2. A 'Whole Language' approach that was entrenched in our schooling systems for so long that research has proven has failed many students ...

The second response may indicate the old 'Whole Language' approach which research has now proven to be an ineffective approach to teaching reading and for some children, detrimental.  The principal may walk you through classrooms that look beautiful with lots of books and a lovely big word wall, but don't be fooled. This approach to teaching reading is fazing out and if you are walking through a school and being told that they have levelled readers, levelled benchmarking, sight word flash cards, word walls, balanced literacy and learn by being immersed in a literacy rich environment, then try the school down the road. Unfortunately these methodologies have failed many children and those with learning difficulties do not get picked up until it's too late.  Catch up almost seems impossible for a struggling reader in this environment.

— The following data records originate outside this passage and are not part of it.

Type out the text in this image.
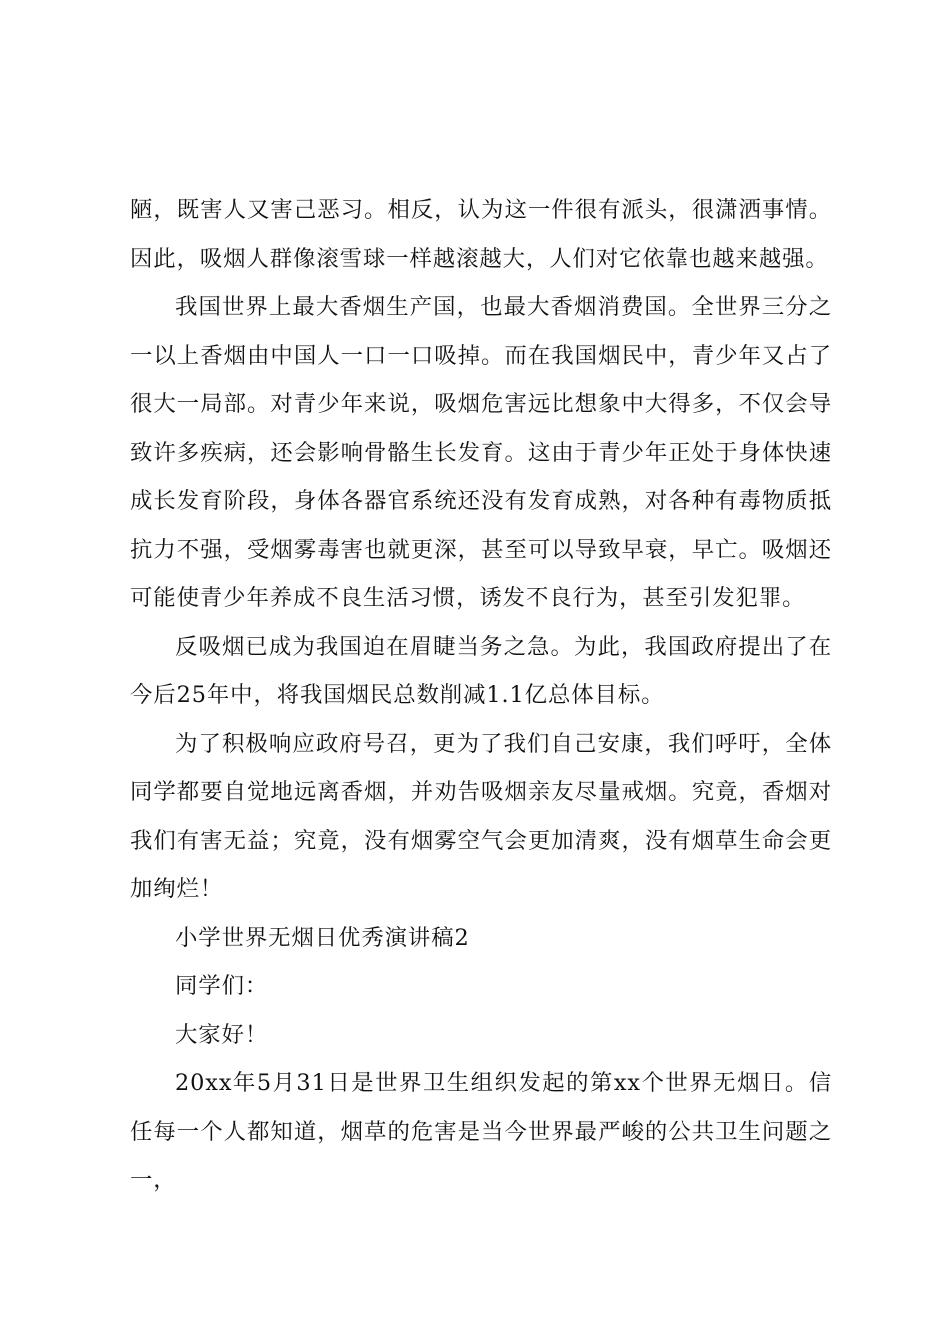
陋，既害人又害己恶习。相反，认为这一件很有派头，很潇洒事情。因此，吸烟人群像滚雪球一样越滚越大，人们对它依靠也越来越强。

我国世界上最大香烟生产国，也最大香烟消费国。全世界三分之一以上香烟由中国人一口一口吸掉。而在我国烟民中，青少年又占了很大一局部。对青少年来说，吸烟危害远比想象中大得多，不仅会导致许多疾病，还会影响骨骼生长发育。这由于青少年正处于身体快速成长发育阶段，身体各器官系统还没有发育成熟，对各种有毒物质抵抗力不强，受烟雾毒害也就更深，甚至可以导致早衰，早亡。吸烟还可能使青少年养成不良生活习惯，诱发不良行为，甚至引发犯罪。

反吸烟已成为我国迫在眉睫当务之急。为此，我国政府提出了在今后25年中，将我国烟民总数削减1.1亿总体目标。

为了积极响应政府号召，更为了我们自己安康，我们呼吁，全体同学都要自觉地远离香烟，并劝告吸烟亲友尽量戒烟。究竟，香烟对我们有害无益；究竟，没有烟雾空气会更加清爽，没有烟草生命会更加绚烂！

小学世界无烟日优秀演讲稿2

同学们：

大家好！

20xx年5月31日是世界卫生组织发起的第xx个世界无烟日。信任每一个人都知道，烟草的危害是当今世界最严峻的公共卫生问题之一，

3. An Evidence-Based approach known as Structured Literacy that is beneficial to all students and uses assessments for early intervention (you've hit gold)...

The third response is the one you're looking for.  You know you've hit gold when you are told that research drives practice in the classrooms and that teachers use a Systematic Synthetic Phonics approach to teaching decoding alongside the use of connected texts (decodable readers).  This approach is also integrated with the explicit teaching of phonemic awareness, fluency, vocabulary and comprehension and they use evidence based assessments that align to this approach.  When the principal can tell you exactly how reading is taught in their school, you automatically assume that there would be accountability and consistency in the school. This excites me!

To make it easier for parents, I created this little infographic with key words to listen out for. 


Choosing a school for your child is one of the most important jobs you have as a parent.  Your child needs to be set up for success for the next 13 years of their schooling life. The first couple of years are the most crucial so don't be afraid to ask....'How do you teach reading?'

As some of you may know, I used to be a principal of a school and it was my core duty to ensure that my staff had the most up to date professional development, there was a common and consistent methodology across all of the classrooms and I was able to walk into any classroom (during a school tour) and ask my teachers, how do we teach reading? They could confidently articulate their approach and knew they had the support from the learning enhancement team, the curriculum coordinator and other staff.  Being in a school with a united front is clearly evident from the outside in and this is the biggest indicator of a quality school.  Each school is on a journey but the importance is on whether they have key staff that have their finger on the pulse (current research) and leading that change in their school. As a parent, it's ok to ask a lot of questions to find out if the school you are choosing is the right one for your child.